VA Could Benefit From Firing Its Bottom 10% Of Underperforming Staff

For too many in media and government who talk about bolstering accountability in the Department of Veterans Affairs, the notion is abstract; a talking point that sounds great for pontificating on how veterans ought to be treated. No matter how many times the public hears a congressional or agency official give assurances that change is coming in VA, it remains impossible for many veterans, in their everyday experiences with VA, to reconcile those assurances against continued evidence of a broken system.

A system where, even in today’s post-Phoenix VA era, a clerk at an admissions desk at the Washington, D.C. VA won’t let a veteran looking for help interrupt her breakfast at the desk. A system where a paralyzed veteran still cannot get a wheelchair ordered timely at the Richmond VA Prosthetics Office due to veteran-unfriendly policies. Both of these things happened to me personally. A system where the failure to fire underperforming employees and senior managers is all too often justified by the notion that “you can’t fire your way to excellence.”

I beg to differ. Fostering sustainable cultural change comes from cutting out the factors hurting an organization, like underperforming employees.
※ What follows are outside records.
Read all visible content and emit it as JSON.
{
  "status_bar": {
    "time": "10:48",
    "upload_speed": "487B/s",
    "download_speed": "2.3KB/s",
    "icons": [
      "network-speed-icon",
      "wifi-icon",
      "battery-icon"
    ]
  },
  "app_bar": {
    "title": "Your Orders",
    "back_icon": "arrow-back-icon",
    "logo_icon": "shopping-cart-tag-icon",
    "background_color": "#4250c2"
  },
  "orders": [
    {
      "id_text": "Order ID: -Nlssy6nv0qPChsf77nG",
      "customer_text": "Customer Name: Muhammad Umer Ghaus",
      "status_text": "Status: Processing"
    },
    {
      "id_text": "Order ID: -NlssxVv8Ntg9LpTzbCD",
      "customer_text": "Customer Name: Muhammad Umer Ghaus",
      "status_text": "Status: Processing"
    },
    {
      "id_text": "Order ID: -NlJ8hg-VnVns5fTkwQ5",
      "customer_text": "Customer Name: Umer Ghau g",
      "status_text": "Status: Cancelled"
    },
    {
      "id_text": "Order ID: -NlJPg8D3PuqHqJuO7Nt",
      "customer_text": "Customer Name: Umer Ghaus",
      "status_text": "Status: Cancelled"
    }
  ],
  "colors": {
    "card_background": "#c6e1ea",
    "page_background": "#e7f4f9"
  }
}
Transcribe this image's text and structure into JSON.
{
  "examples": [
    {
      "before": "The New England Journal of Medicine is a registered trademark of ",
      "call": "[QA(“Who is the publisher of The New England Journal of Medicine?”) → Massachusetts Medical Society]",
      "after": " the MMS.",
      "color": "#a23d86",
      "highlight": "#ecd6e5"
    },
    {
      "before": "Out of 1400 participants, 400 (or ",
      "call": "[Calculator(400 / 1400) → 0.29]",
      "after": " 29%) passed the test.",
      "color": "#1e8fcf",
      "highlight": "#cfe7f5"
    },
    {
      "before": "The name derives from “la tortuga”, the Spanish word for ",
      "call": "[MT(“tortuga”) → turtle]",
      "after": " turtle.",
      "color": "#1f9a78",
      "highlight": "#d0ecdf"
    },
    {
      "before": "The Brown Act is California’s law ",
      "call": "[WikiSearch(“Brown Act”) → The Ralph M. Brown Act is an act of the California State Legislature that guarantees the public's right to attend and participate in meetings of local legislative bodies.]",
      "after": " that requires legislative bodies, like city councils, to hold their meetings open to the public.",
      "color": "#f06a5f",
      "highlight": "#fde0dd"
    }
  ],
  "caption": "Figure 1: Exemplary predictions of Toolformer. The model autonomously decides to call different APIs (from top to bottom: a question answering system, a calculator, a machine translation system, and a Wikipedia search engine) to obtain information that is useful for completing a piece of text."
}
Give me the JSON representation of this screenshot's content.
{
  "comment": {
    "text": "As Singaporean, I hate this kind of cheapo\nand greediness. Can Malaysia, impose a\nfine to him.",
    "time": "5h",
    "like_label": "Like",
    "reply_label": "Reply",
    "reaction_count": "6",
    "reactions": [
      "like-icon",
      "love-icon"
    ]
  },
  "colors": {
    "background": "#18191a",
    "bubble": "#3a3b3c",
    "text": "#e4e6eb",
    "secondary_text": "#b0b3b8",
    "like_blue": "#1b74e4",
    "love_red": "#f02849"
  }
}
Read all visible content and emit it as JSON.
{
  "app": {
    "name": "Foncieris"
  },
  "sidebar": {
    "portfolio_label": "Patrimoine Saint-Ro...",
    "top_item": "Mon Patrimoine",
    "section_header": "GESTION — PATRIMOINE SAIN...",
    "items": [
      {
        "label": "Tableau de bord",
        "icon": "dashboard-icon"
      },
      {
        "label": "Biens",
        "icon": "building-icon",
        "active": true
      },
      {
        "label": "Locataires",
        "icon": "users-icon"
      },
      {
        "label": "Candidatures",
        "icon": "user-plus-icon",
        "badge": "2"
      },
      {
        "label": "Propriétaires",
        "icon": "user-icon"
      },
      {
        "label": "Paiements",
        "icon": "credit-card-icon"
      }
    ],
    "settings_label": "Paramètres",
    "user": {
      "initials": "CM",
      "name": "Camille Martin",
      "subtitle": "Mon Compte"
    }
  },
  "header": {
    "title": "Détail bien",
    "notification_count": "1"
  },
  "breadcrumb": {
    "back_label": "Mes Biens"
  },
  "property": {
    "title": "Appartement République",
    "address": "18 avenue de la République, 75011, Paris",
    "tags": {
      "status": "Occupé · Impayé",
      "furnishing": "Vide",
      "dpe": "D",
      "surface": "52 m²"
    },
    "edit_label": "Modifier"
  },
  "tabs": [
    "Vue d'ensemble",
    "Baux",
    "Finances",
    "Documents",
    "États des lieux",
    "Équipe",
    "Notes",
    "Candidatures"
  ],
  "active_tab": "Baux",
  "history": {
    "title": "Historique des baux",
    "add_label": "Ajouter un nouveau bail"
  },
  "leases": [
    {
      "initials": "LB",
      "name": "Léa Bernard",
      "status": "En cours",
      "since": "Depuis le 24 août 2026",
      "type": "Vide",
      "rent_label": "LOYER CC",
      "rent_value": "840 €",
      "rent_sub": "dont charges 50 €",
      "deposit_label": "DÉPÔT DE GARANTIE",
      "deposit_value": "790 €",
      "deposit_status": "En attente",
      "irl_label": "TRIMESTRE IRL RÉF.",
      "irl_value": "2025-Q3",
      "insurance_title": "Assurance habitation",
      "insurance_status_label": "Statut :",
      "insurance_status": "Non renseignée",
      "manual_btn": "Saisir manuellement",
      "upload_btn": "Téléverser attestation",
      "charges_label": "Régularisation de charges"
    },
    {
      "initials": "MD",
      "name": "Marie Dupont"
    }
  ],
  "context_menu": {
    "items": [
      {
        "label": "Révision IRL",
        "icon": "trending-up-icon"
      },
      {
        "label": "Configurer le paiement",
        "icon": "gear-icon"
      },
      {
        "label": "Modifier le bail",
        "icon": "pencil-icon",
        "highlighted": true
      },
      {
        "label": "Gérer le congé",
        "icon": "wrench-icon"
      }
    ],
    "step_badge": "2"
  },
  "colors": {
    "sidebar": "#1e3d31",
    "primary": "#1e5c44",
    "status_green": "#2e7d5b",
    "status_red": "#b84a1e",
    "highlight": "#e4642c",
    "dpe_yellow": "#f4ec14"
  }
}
Former General Electric CEO Jack Welch achieved excellence by having managers divide their employees every year into three categories: the top 20%, the middle 70%, and the bottom 10%, with that bottom 10 pushed out of the company, also known as “forced ranking.” Other well-known companies that have used a similar approach to separating high performers from low ones in the past include Ford Motor Co., Sun Microsystems, and Cisco Systems, all of which saw improved workforce potential.

Related: The One Problem That Will Make Or Break Trump’s Pick For VA Secretary »

Applying the same philosophy in today’s VA would mean about 34,000 underperforming employees would be dismissed. Not transferred or demoted or “detailed” to some temporary safe haven in a VISN office somewhere. While the idea of firing an organization into excellence does bear consequences, particularly if used over a long period, some process that allows for the timely dismissal of low performing employees when measured against their higher performing peers does have a place in this discussion where other less dramatic measures have not been effective.

The counterargument against such measures is based on the fear that sweeping terminations is tantamount to a witch hunt, which is a reasonable concern. Politics, cronyism, retaliation, and intimidation could threaten due process rights for good employees who work for unethical supervisors in a system that would allow for easier terminations, just as much as it does under today’s system. Ironically, however, it is those unethical superiors and VA employees of their ilk who have enjoyed the greatest protections under the current system, forcing good employees to tolerate a culture that shields the low performance standards, bad behavior, and moral hazard that has come to typify VA in the eyes of many. A 2005 Harvard Business Review made the case that “orced ranking is the antidote to the problems of inflated rating and the failure to differentiate that many organizations have installed to help bring the truth into the performance management process.”

Speaking of protections under the current system itself, it reportedly takes six months to a year to remove a permanent civil servant in the federal government, often times even longer, according to the U.S. Government Accountability Office. Even in cases where reasonable minds likely agree that immediate termination is warranted, VA’s civil service rules undermine accountability in the department. The fact remains over 80% of the cases filed before the Merit Systems Protection Board by VA employees result in affirmed decisions. This means a bad actor or under performer who’s been terminated is almost guaranteed to collect a few more paychecks even though a termination is likely to be upheld on appeal. Two cases in point are the VA employee who pled guilty to an armed robbery and the nurse who participated in a veteran’s surgery while intoxicated. Both individuals continued to collect paychecks instead of being fired immediately. Calling it a witch hunt doesn’t mean there aren’t witches; in this case, bad actors need to be identified and dealt with fairly and swiftly if VA culture is to improve.

The question is how. The best answer may be the one brought forth by House Committee on Veterans’ Affairs Chairman Phil Roe, who introduced the VA Accountability First Act of 2017 in late February. The bill would provide the VA secretary the unprecedented flexibility to deal with underperforming employees and reward high performers. It would also better protect whistleblowers, reduce federal pensions for convicted ex-employees, and recoup bonuses from employees who engaged in misconduct or poor performance. No bill will be a panacea for the entire accountability problem, but it’s the best measure proposed so far.

I can think of no more apropos application of education leaders Steve Gruenert and Todd Whitaker’s truism in today’s VA: “The culture of any organization is shaped by the worst behavior the leader is willing to tolerate.” Fortunately, the new VA Secretary, Dr. David Shulkin, appears ready to take measures to tolerate bad actors and under performers in VA no more, with the help of the White House and Congress, who collectively must answer to impatiently waiting veterans.